The innate signaling pathways for Th2 immunity activated by inhaled antigens are not well defined. We previously identified Dectin-2 as a receptor for glycans in allergen extracts from the house dust mite Dermatophagoides farinae (Df) that mediates cysteinyl leukotriene (cys-LT) generation from pulmonary CD11c+ cells and from GM-CSF–cultured bone marrow cells (BMCsGM-CSF). Using lentiviral knockdown of Dectin-2 in BMCsGM-CSF and adoptive transfer of Df-pulsed BMCsGM-CSF to sensitize naive mice, we now report that Dectin-2 is critical for the development of Df-elicited eosinophilic and neutrophilic pulmonary inflammation and Th2 cytokine generation in the lungs and restimulated lymph nodes.

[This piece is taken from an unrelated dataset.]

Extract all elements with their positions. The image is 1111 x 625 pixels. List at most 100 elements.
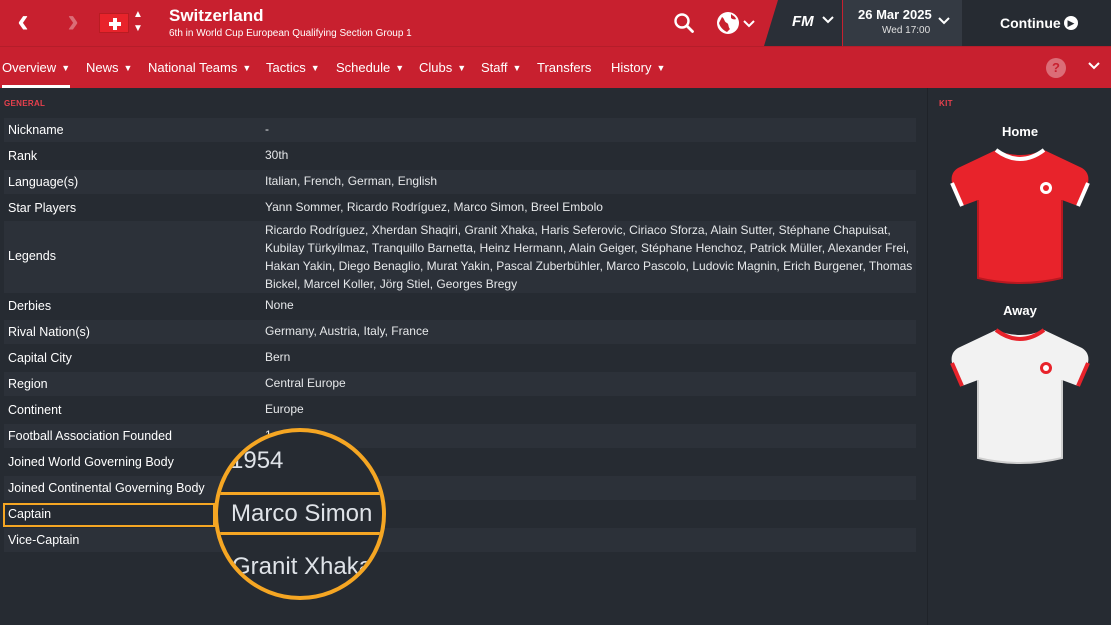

Sensitization with Df-pulsed BMCsGM-CSF from LTC4 synthase (LTC4S)–deficient mice or type 1 cys-LT receptor (CysLT1R)–deficient mice demonstrated that both proteins were required for Df-elicited eosinophilic pulmonary inflammation and Th2 cytokine generation in the lungs and restimulated lymph nodes. Direct sensitization and challenge of Ltc4s−/− and Cysltr1−/− mice confirmed that cys-LTs mediate these parameters of Df-elicited Th2 pulmonary inflammation. Thus, the Dectin-2–cys-LT pathway is critical for the induction of Th2 immunity to a major allergen, in part through CysLT1R. These findings identify a previously unrecognized link between a myeloid C-type lectin receptor and Th2 immunity.